ТОМОДЗО: Всё хорошо. Я очень доволен.
ХОЗЯИН: Признаться, и я доволен, что вы так часто стали у меня бывать. Сами знаете, как это – видят, что такой человек приходит, значит, мол, хорошее заведение.
ТОМОДЗО: Что ж, скромничать не буду, сам вижу – людям моя лавка нравится. Торг идёт хорошо.
ХОЗЯИН: Да как же ему не идти! Товар хороший, и цена дешёвая. И дом хороший приобрели.
ТОМОДЗО: Да, начинать жизнь заново, так пусть и дом новый будет, и… А скажи, что это за красотка мне на стол подает? Сколько ей – двадцать три, двадцать четыре?
ХОЗЯИН: Я-то думаю, все двадцать семь будет, да только правда ваша – выглядит молодо.
ТОМОДЗО: Кто такая?
ХОЗЯИН: Муж её – самурай, был где-то ранен в ногу.
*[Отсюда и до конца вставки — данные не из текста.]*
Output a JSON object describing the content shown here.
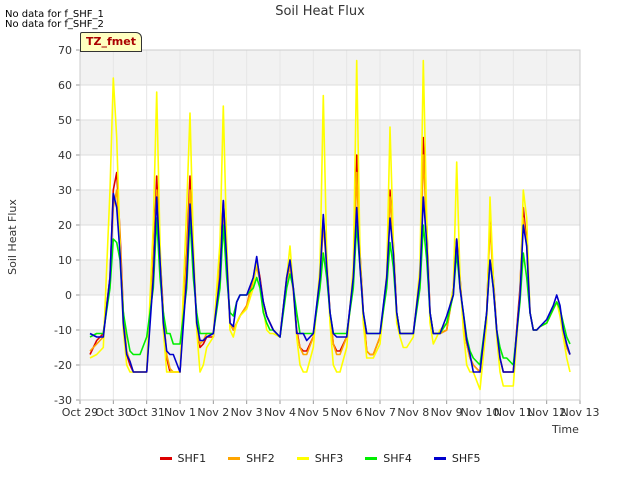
{
  "notices": [
    "No data for f_SHF_1",
    "No data for f_SHF_2"
  ],
  "tz_label": "TZ_fmet",
  "chart_data": {
    "type": "line",
    "title": "Soil Heat Flux",
    "xlabel": "Time",
    "ylabel": "Soil Heat Flux",
    "ylim": [
      -30,
      70
    ],
    "yticks": [
      -30,
      -20,
      -10,
      0,
      10,
      20,
      30,
      40,
      50,
      60,
      70
    ],
    "xlim": [
      0,
      15
    ],
    "xtick_labels": [
      "Oct 29",
      "Oct 30",
      "Oct 31",
      "Nov 1",
      "Nov 2",
      "Nov 3",
      "Nov 4",
      "Nov 5",
      "Nov 6",
      "Nov 7",
      "Nov 8",
      "Nov 9",
      "Nov 10",
      "Nov 11",
      "Nov 12",
      "Nov 13"
    ],
    "grid": true,
    "legend_position": "bottom",
    "x": [
      0.3,
      0.5,
      0.7,
      0.9,
      1.0,
      1.1,
      1.2,
      1.3,
      1.4,
      1.5,
      1.6,
      1.7,
      1.8,
      2.0,
      2.2,
      2.3,
      2.4,
      2.5,
      2.6,
      2.7,
      2.8,
      3.0,
      3.2,
      3.3,
      3.4,
      3.5,
      3.6,
      3.7,
      3.8,
      4.0,
      4.2,
      4.3,
      4.4,
      4.5,
      4.6,
      4.7,
      4.8,
      5.0,
      5.2,
      5.3,
      5.4,
      5.5,
      5.6,
      5.7,
      5.8,
      6.0,
      6.2,
      6.3,
      6.4,
      6.5,
      6.6,
      6.7,
      6.8,
      7.0,
      7.2,
      7.3,
      7.4,
      7.5,
      7.6,
      7.7,
      7.8,
      8.0,
      8.2,
      8.3,
      8.4,
      8.5,
      8.6,
      8.7,
      8.8,
      9.0,
      9.2,
      9.3,
      9.4,
      9.5,
      9.6,
      9.7,
      9.8,
      10.0,
      10.2,
      10.3,
      10.4,
      10.5,
      10.6,
      10.7,
      10.8,
      11.0,
      11.2,
      11.3,
      11.4,
      11.5,
      11.6,
      11.7,
      11.8,
      12.0,
      12.2,
      12.3,
      12.4,
      12.5,
      12.6,
      12.7,
      12.8,
      13.0,
      13.2,
      13.3,
      13.4,
      13.5,
      13.6,
      13.7,
      13.8,
      14.0,
      14.2,
      14.3,
      14.4,
      14.5,
      14.6,
      14.7
    ],
    "series": [
      {
        "name": "SHF1",
        "color": "#dd0000",
        "values": [
          -17,
          -13,
          -11,
          5,
          30,
          35,
          18,
          -5,
          -17,
          -20,
          -22,
          -22,
          -22,
          -22,
          10,
          34,
          12,
          -5,
          -18,
          -22,
          -22,
          -22,
          12,
          34,
          12,
          -8,
          -15,
          -14,
          -12,
          -12,
          10,
          27,
          10,
          -8,
          -10,
          -8,
          -6,
          -3,
          5,
          10,
          5,
          -2,
          -6,
          -8,
          -10,
          -12,
          5,
          10,
          2,
          -10,
          -15,
          -16,
          -16,
          -12,
          5,
          22,
          10,
          -5,
          -14,
          -16,
          -16,
          -12,
          5,
          40,
          12,
          -5,
          -16,
          -17,
          -17,
          -12,
          5,
          30,
          15,
          -5,
          -11,
          -11,
          -11,
          -11,
          5,
          45,
          20,
          -5,
          -11,
          -11,
          -11,
          -10,
          2,
          16,
          5,
          -8,
          -14,
          -18,
          -20,
          -22,
          -5,
          22,
          5,
          -10,
          -18,
          -22,
          -22,
          -22,
          2,
          25,
          15,
          -5,
          -10,
          -10,
          -9,
          -8,
          -4,
          -2,
          -4,
          -10,
          -15,
          -17,
          -15,
          -13
        ]
      },
      {
        "name": "SHF2",
        "color": "#ffa500",
        "values": [
          -16,
          -14,
          -12,
          5,
          25,
          30,
          15,
          -5,
          -16,
          -19,
          -22,
          -22,
          -22,
          -22,
          8,
          30,
          10,
          -5,
          -17,
          -21,
          -22,
          -22,
          10,
          30,
          10,
          -8,
          -14,
          -13,
          -11,
          -11,
          8,
          24,
          8,
          -8,
          -10,
          -8,
          -6,
          -3,
          4,
          8,
          4,
          -2,
          -6,
          -8,
          -10,
          -12,
          4,
          8,
          1,
          -11,
          -15,
          -17,
          -17,
          -12,
          4,
          20,
          8,
          -5,
          -14,
          -17,
          -17,
          -12,
          4,
          35,
          10,
          -5,
          -16,
          -17,
          -17,
          -12,
          4,
          28,
          14,
          -5,
          -11,
          -11,
          -11,
          -11,
          4,
          40,
          18,
          -5,
          -11,
          -11,
          -11,
          -10,
          1,
          14,
          4,
          -8,
          -14,
          -18,
          -20,
          -22,
          -5,
          20,
          4,
          -10,
          -18,
          -22,
          -22,
          -22,
          1,
          22,
          14,
          -5,
          -10,
          -10,
          -9,
          -8,
          -4,
          -2,
          -4,
          -10,
          -15,
          -17,
          -15,
          -13
        ]
      },
      {
        "name": "SHF3",
        "color": "#ffff00",
        "values": [
          -18,
          -17,
          -15,
          30,
          62,
          45,
          15,
          -10,
          -20,
          -22,
          -22,
          -22,
          -22,
          -22,
          20,
          58,
          15,
          -10,
          -22,
          -22,
          -22,
          -22,
          25,
          52,
          15,
          -10,
          -22,
          -20,
          -15,
          -12,
          15,
          54,
          15,
          -10,
          -12,
          -8,
          -6,
          -4,
          2,
          10,
          4,
          -4,
          -10,
          -11,
          -11,
          -12,
          5,
          14,
          2,
          -12,
          -20,
          -22,
          -22,
          -15,
          8,
          57,
          12,
          -8,
          -20,
          -22,
          -22,
          -15,
          8,
          67,
          12,
          -8,
          -18,
          -18,
          -18,
          -14,
          6,
          48,
          16,
          -8,
          -12,
          -15,
          -15,
          -12,
          8,
          67,
          22,
          -8,
          -14,
          -12,
          -10,
          -8,
          2,
          38,
          5,
          -10,
          -20,
          -22,
          -22,
          -27,
          -8,
          28,
          5,
          -12,
          -22,
          -26,
          -26,
          -26,
          0,
          30,
          22,
          -5,
          -10,
          -10,
          -9,
          -8,
          -4,
          -2,
          -6,
          -12,
          -18,
          -22,
          -22,
          -12
        ]
      },
      {
        "name": "SHF4",
        "color": "#00ee00",
        "values": [
          -12,
          -11,
          -11,
          2,
          16,
          15,
          10,
          -5,
          -11,
          -16,
          -17,
          -17,
          -17,
          -12,
          2,
          22,
          5,
          -5,
          -11,
          -11,
          -14,
          -14,
          2,
          22,
          5,
          -5,
          -11,
          -11,
          -11,
          -11,
          2,
          20,
          5,
          -5,
          -6,
          -2,
          0,
          0,
          2,
          5,
          2,
          -5,
          -8,
          -10,
          -10,
          -12,
          2,
          6,
          2,
          -5,
          -11,
          -11,
          -11,
          -11,
          2,
          12,
          5,
          -5,
          -11,
          -11,
          -11,
          -11,
          2,
          20,
          8,
          -5,
          -11,
          -11,
          -11,
          -11,
          2,
          15,
          8,
          -5,
          -11,
          -11,
          -11,
          -11,
          2,
          20,
          10,
          -5,
          -11,
          -11,
          -11,
          -8,
          0,
          12,
          2,
          -5,
          -12,
          -16,
          -18,
          -20,
          -5,
          10,
          2,
          -10,
          -15,
          -18,
          -18,
          -20,
          -2,
          12,
          5,
          -5,
          -10,
          -10,
          -9,
          -8,
          -4,
          -2,
          -4,
          -8,
          -12,
          -14,
          -13,
          -12
        ]
      },
      {
        "name": "SHF5",
        "color": "#0000cc",
        "values": [
          -11,
          -12,
          -12,
          5,
          29,
          25,
          12,
          -8,
          -17,
          -19,
          -22,
          -22,
          -22,
          -22,
          5,
          28,
          10,
          -8,
          -16,
          -17,
          -17,
          -22,
          5,
          26,
          10,
          -8,
          -13,
          -13,
          -12,
          -11,
          5,
          27,
          10,
          -8,
          -9,
          -2,
          0,
          0,
          5,
          11,
          4,
          -2,
          -6,
          -8,
          -10,
          -12,
          5,
          10,
          2,
          -11,
          -11,
          -11,
          -13,
          -11,
          5,
          23,
          8,
          -5,
          -11,
          -12,
          -12,
          -12,
          5,
          25,
          8,
          -5,
          -11,
          -11,
          -11,
          -11,
          5,
          22,
          12,
          -5,
          -11,
          -11,
          -11,
          -11,
          5,
          28,
          15,
          -5,
          -11,
          -11,
          -11,
          -6,
          0,
          16,
          2,
          -5,
          -13,
          -17,
          -22,
          -22,
          -5,
          10,
          2,
          -10,
          -18,
          -22,
          -22,
          -22,
          0,
          20,
          14,
          -5,
          -10,
          -10,
          -9,
          -7,
          -3,
          0,
          -3,
          -10,
          -14,
          -17,
          -14,
          -12
        ]
      }
    ]
  }
}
Прожили они тут при харчевне долго. За свой счет кормить мне их накладно, ну, я нашел им домик у дамбы, а жену взял сюда служанкой. Они и живут на ту мелочь, что она здесь зарабатывает.
ТОМОДЗО: Если им жить-то не на что, она покладистая должна быть…
ХОЗЯИН: Вообще по ней видать сразу, что у господ в доме жила, манеры-то есть, только…
ТОМОДЗО: Ну-ну. Что про неё говорят?
ХОЗЯИН: Держится она, вроде, как честная… но говорят, она совсем опустилась. Да я не осуждаю, муж-то изувечен, какой он кормилец с больной ногой?
ТОМОДЗО: Вот как… Кончилось сакэ, пришли-ка мне её.
ХОЗЯИН: Приятного аппетита, господин Томодзо. (Уходит.)
Из кухни выходит служанка с подносом, на котором – графинчик сакэ. Она очень молодо выглядит: события, которые другого бы в могилу свели – не отложили печати на её лице. Это она – О-КУНИ.
О-КУНИ: Прошу вас, господин.
ТОМОДЗО: Присядь-ка со мной. Сакэ подогрето?
О-КУНИ: Нет, господин. (Собирается идти на кухню.)
ТОМОДЗО: Ничего, посиди со мной, я и не заказывал подогретое. Ты мне подогреешь его своим ласковым взглядом…
О-КУНИ: Господин не скупится на хорошие слова для бедной девушки. У меня даже слёзы выступили, простите меня.
ТОМОДЗО: Зови меня Томодзо. Как зовут тебя, милая?
О-КУНИ: О-Куни.
ТОМОДЗО: Слёзы… Да ты и вправду готова заплакать… И одна жемчужинка уже вот-вот готова скатиться с твоих пушистых ресниц. Послушай, милая О-Куни, я в жизни много повидал, и знаю, что так чувствительны бывают те, кому много пришлось пережить.
О-КУНИ: Право, не знаю, что вам ответить…
ТОМОДЗО: Тяжело живётся тебе? Откуда ты?
О-КУНИ: Мы с мужем из Эдо.
ТОМОДЗО: Почему же ушли вы из Эдо?
О-КУНИ: Не всегда человек волен сам распоряжаться собой…
ТОМОДЗО: Так-так…
О-КУНИ: Иногда ветры судьбы играют человеком, словно сухим листом, сорвавшимся осенью с дерева.
ТОМОДЗО: О, да я вижу у нас много общего, несмотря на то, что ты молода – я ведь думаю в точности так же, как ты…
О-КУНИ: Бежали мы с мужем, потому что оговорили нас, ждало нас ужасное наказание. Родные мои раньше жили в Этиго, но они переехали, и никто не знает – куда. Мы долго блуждали по тракту Осюдзи, пока вот еле живые не добрались сюда, в Курихаси.
ТОМОДЗО: Вот как наши судьбы похожи…
О-КУНИ: Благодаря заботам хозяина харчевни нам немного ещё удалось продержаться, а затем…
ТОМОДЗО: О-Куни, слаще мёда уста твои, а горько мне слушать то, что ты говоришь. Только ты меня не знаешь. Я что задумал – сделаю. Не пожалею ни уговоров, ни денег, чтоб никогда твоё личико больше не омрачалось…
Не суетясь, Томодзо достаёт несколько монет и кладёт перед О-Куни. Оба понимают, что этот разговор был лишь необходимой данью вежливости. Она «нерешительно» смотрит на деньги и на Томодзо, и со слезами умиления благодарно принимает их.